Vu la procédure suivante :
Procédure contentieuse antérieure :
Mme A B a demandé au tribunal administratif de Paris d'annuler l'arrêté du 26 mai 2021 par lequel le préfet de police a rejeté sa demande de délivrance de carte de résident de dix ans.
Par un jugement n° 2116913 du 10 mars 2022, le tribunal administratif de Paris a rejeté sa demande.
Procédure devant la Cour :
Par une requête, enregistrée le 3 mai 2022, Mme B doit être regardée comme demandant à la Cour l'annulation de ce jugement.
Vu les autres pièces du dossier.
Vu le code de justice administrative.
Considérant ce qui suit :
1. Aux termes des dispositions de l'article R. 222-1 du code de justice administrative, les présidents des formations de jugement des cours, " peuvent, par ordonnance : () / 4° Rejeter les requêtes manifestement irrecevables, lorsque la juridiction n'est pas tenue d'inviter leur auteur à les régulariser ; () ".

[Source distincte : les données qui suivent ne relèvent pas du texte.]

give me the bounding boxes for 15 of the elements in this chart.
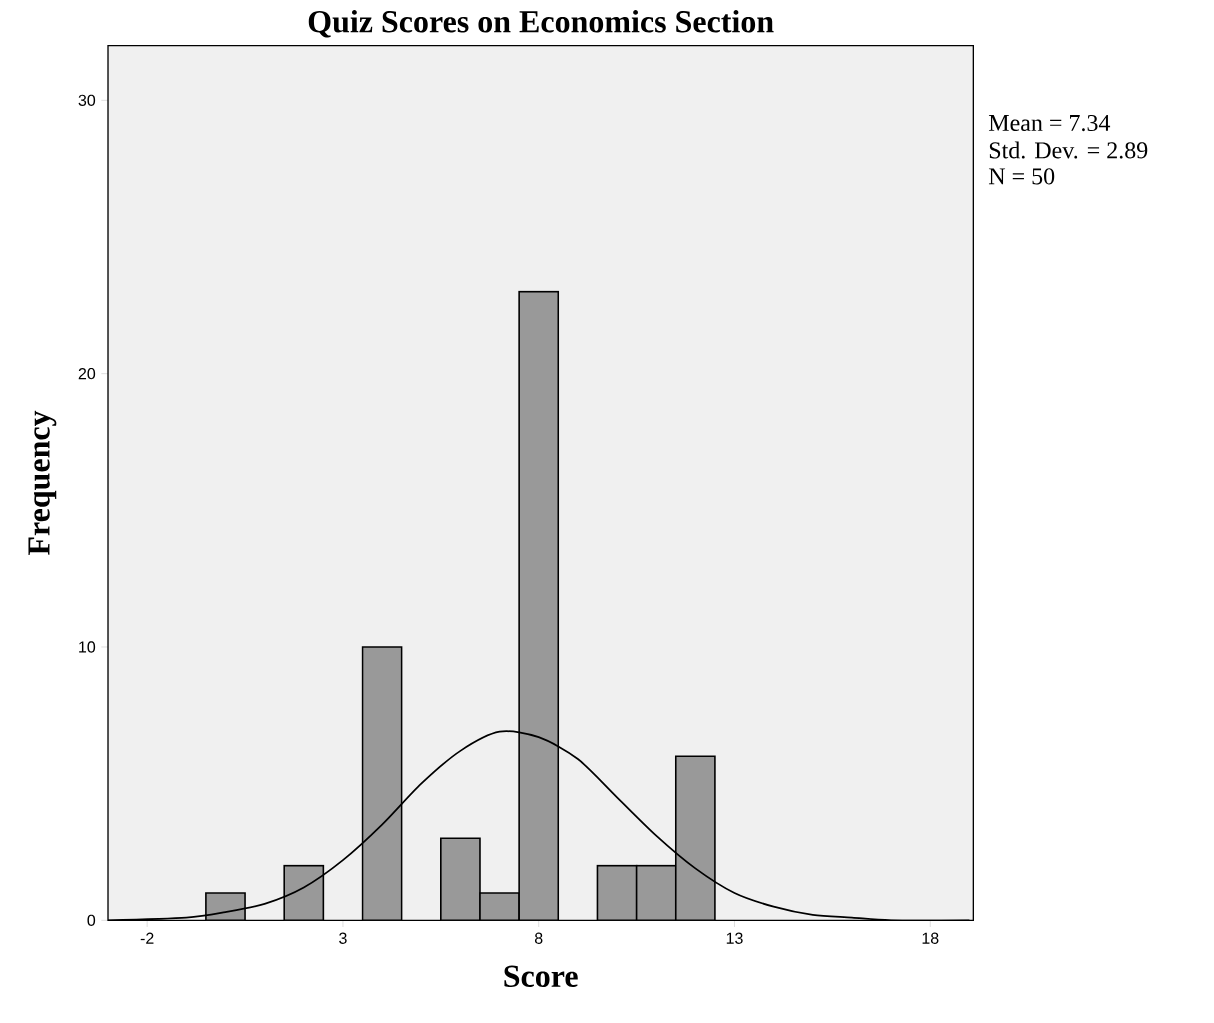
x-tick-label: 18 xyxy=(922,932,939,944)
y-tick-label: 0 xyxy=(87,914,96,926)
chart-title: Quiz Scores on Economics Section xyxy=(308,9,774,38)
x-tick-label: -2 xyxy=(140,932,154,944)
text: Mean = 7.34 xyxy=(988,114,1111,132)
x-tick-label: 13 xyxy=(726,932,743,944)
text: Std. Dev. = 2.89 xyxy=(989,141,1148,159)
y-axis-title: Frequency xyxy=(28,410,57,556)
x-axis-title: Score xyxy=(504,965,578,988)
text: N = 50 xyxy=(988,168,1055,185)
y-tick-label: 10 xyxy=(79,641,96,653)
y-tick-label: 30 xyxy=(78,94,96,106)
x-tick-label: 8 xyxy=(534,932,543,944)
y-tick-label: 20 xyxy=(78,367,96,380)
x-tick-label: 3 xyxy=(339,932,347,944)
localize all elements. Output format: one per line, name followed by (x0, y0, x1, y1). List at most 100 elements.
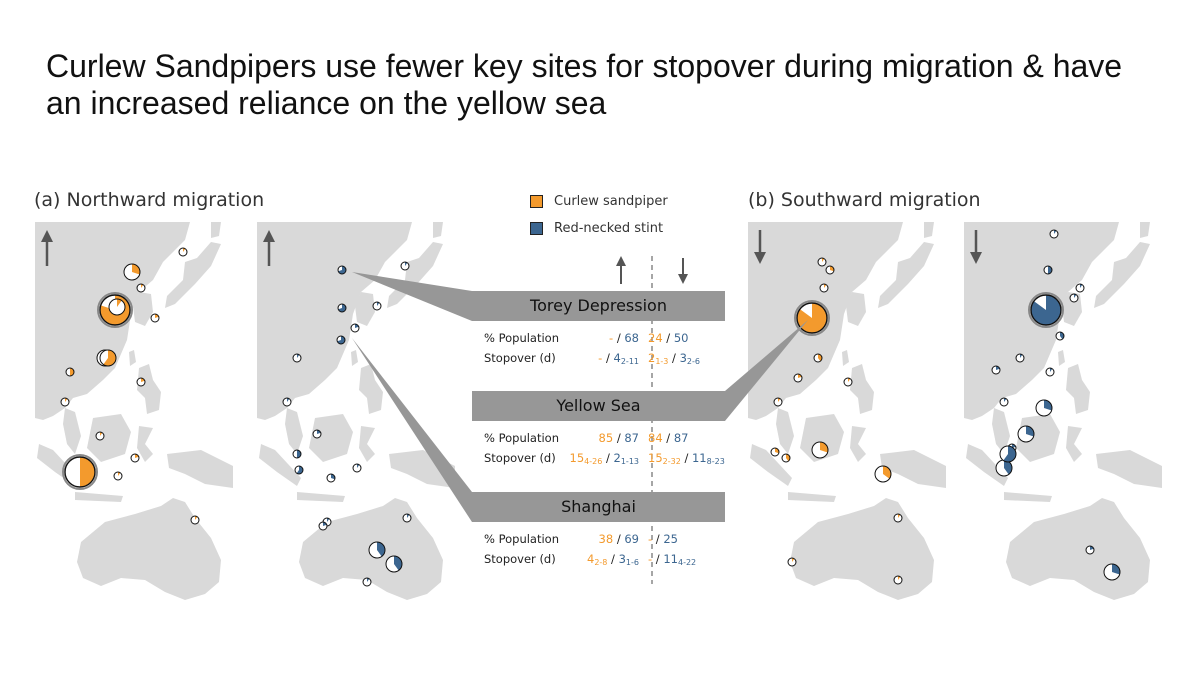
site-pie (893, 513, 903, 523)
label-population: % Population (484, 431, 560, 445)
site-pie (773, 397, 783, 407)
site-pie (352, 463, 362, 473)
site-pie (817, 257, 827, 267)
site-pie (991, 365, 1001, 375)
site-pie (1035, 399, 1053, 417)
site-pie (282, 397, 292, 407)
site-name: Torey Depression (472, 291, 725, 321)
land-mass (257, 222, 455, 600)
legend-curlew-label: Curlew sandpiper (554, 193, 668, 209)
site-pie (336, 335, 346, 345)
site-pie (337, 303, 347, 313)
north-stopover: 42-8 / 31-6 (587, 552, 639, 567)
stat-row-population: % Population 38 / 69 - / 25 (472, 529, 725, 549)
arrow-down-icon (754, 230, 766, 264)
site-pie (99, 349, 117, 367)
legend: Curlew sandpiper Red-necked stint (530, 192, 668, 246)
site-pie (1028, 292, 1064, 328)
site-pie (893, 575, 903, 585)
site-pie (136, 283, 146, 293)
site-pie (95, 431, 105, 441)
stat-row-stopover: Stopover (d) 154-26 / 21-13 152-32 / 118… (472, 448, 725, 468)
map-north-curlew (35, 222, 233, 600)
site-pie (368, 541, 386, 559)
site-pie (113, 471, 123, 481)
site-pie (372, 301, 382, 311)
site-pie (337, 265, 347, 275)
site-pie (402, 513, 412, 523)
stat-row-population: % Population 85 / 87 84 / 87 (472, 428, 725, 448)
arrow-up-icon (616, 256, 626, 284)
map-north-stint (257, 222, 455, 600)
north-population: 38 / 69 (598, 532, 639, 546)
site-pie (65, 367, 75, 377)
label-population: % Population (484, 331, 560, 345)
land-mass (748, 222, 946, 600)
site-pie (843, 377, 853, 387)
site-pie (150, 313, 160, 323)
site-pie (811, 441, 829, 459)
site-pie (995, 459, 1013, 477)
site-pie (292, 353, 302, 363)
site-pie (190, 515, 200, 525)
south-population: 84 / 87 (648, 431, 689, 445)
site-pie (385, 555, 403, 573)
arrow-up-icon (263, 230, 275, 266)
arrow-up-icon (41, 230, 53, 266)
curlew-swatch (530, 194, 543, 208)
site-pie (318, 521, 328, 531)
site-pie (874, 465, 892, 483)
site-pie (1017, 425, 1035, 443)
south-population: - / 25 (648, 532, 678, 546)
stat-row-population: % Population - / 68 24 / 50 (472, 328, 725, 348)
site-pie (1015, 353, 1025, 363)
site-pie (130, 453, 140, 463)
site-pie (60, 397, 70, 407)
label-stopover: Stopover (d) (484, 351, 556, 365)
site-yellowsea: Yellow Sea % Population 85 / 87 84 / 87 … (472, 391, 725, 468)
site-pie (1049, 229, 1059, 239)
site-pie (819, 283, 829, 293)
site-pie (400, 261, 410, 271)
south-stopover: - / 114-22 (648, 552, 697, 567)
north-population: - / 68 (609, 331, 639, 345)
site-pie (793, 373, 803, 383)
site-pie (999, 397, 1009, 407)
site-pie (999, 445, 1017, 463)
site-pie (770, 447, 780, 457)
map-south-stint (964, 222, 1162, 600)
north-stopover: 154-26 / 21-13 (569, 451, 639, 466)
site-pie (1103, 563, 1121, 581)
site-pie (781, 453, 791, 463)
south-stopover: 21-3 / 32-6 (648, 351, 700, 366)
site-pie (1075, 283, 1085, 293)
site-pie (362, 577, 372, 587)
map-south-curlew (748, 222, 946, 600)
stat-row-stopover: Stopover (d) - / 42-11 21-3 / 32-6 (472, 348, 725, 368)
legend-curlew: Curlew sandpiper (530, 192, 668, 210)
site-torey: Torey Depression % Population - / 68 24 … (472, 291, 725, 368)
legend-stint-label: Red-necked stint (554, 220, 664, 236)
site-pie (62, 454, 98, 490)
arrow-down-icon (678, 258, 688, 284)
site-name: Yellow Sea (472, 391, 725, 421)
land-mass (964, 222, 1162, 600)
stat-row-stopover: Stopover (d) 42-8 / 31-6 - / 114-22 (472, 549, 725, 569)
north-stopover: - / 42-11 (598, 351, 639, 366)
site-pie (350, 323, 360, 333)
stint-swatch (530, 221, 543, 235)
site-pie (825, 265, 835, 275)
site-pie (108, 298, 126, 316)
site-shanghai: Shanghai % Population 38 / 69 - / 25 Sto… (472, 492, 725, 569)
site-pie (794, 300, 830, 336)
south-population: 24 / 50 (648, 331, 689, 345)
site-pie (136, 377, 146, 387)
southward-heading: (b) Southward migration (748, 189, 981, 211)
site-pie (312, 429, 322, 439)
label-population: % Population (484, 532, 560, 546)
label-stopover: Stopover (d) (484, 451, 556, 465)
site-pie (1069, 293, 1079, 303)
site-pie (292, 449, 302, 459)
site-pie (294, 465, 304, 475)
northward-heading: (a) Northward migration (34, 189, 265, 211)
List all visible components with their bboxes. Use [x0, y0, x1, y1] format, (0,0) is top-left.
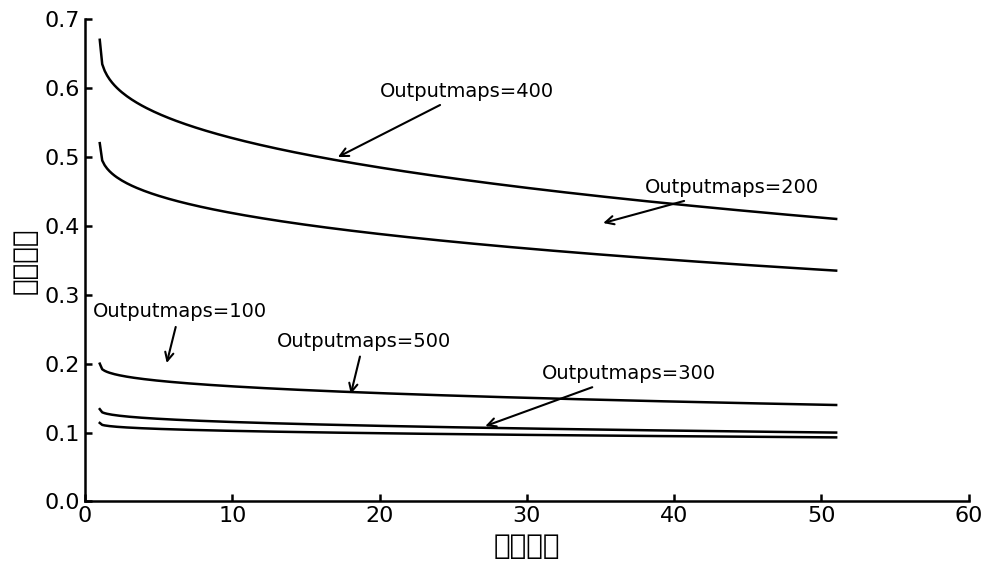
X-axis label: 迭代次数: 迭代次数 — [494, 532, 560, 560]
Text: Outputmaps=300: Outputmaps=300 — [487, 364, 716, 427]
Text: Outputmaps=400: Outputmaps=400 — [340, 82, 554, 156]
Text: Outputmaps=100: Outputmaps=100 — [92, 303, 266, 361]
Text: Outputmaps=500: Outputmaps=500 — [276, 332, 450, 392]
Text: Outputmaps=200: Outputmaps=200 — [605, 179, 819, 224]
Y-axis label: 代价函数: 代价函数 — [11, 227, 39, 293]
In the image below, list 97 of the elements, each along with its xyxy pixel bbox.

2. Aux termes de l'article R. 811-7 du même code : " () Les appels ainsi que les mémoires déposés devant la cour administrative d'appel doivent être présentés, à peine d'irrecevabilité, par l'un des mandataires mentionnés à l'article R. 431-2. () ". Aux termes de l'article R. 612-1 de ce code : " Lorsque des conclusions sont entachées d'une irrecevabilité susceptible d'être couverte après l'expiration du délai de recours, la juridiction ne peut les rejeter en relevant d'office cette irrecevabilité qu'après avoir invité leur auteur à les régulariser. / Toutefois, la juridiction d'appel () peut rejeter de telles conclusions sans demande de régularisation préalable pour les cas d'irrecevabilité tirés de la méconnaissance d'une obligation mentionnée dans la notification de la décision attaquée conformément à l'article R. 751-5 () ". En vertu de ce dernier article, la notification de la décision mentionne que l'appel ne peut être présenté que par un avocat, sauf disposition particulière prévoyant une dispense de ministère d'avocat.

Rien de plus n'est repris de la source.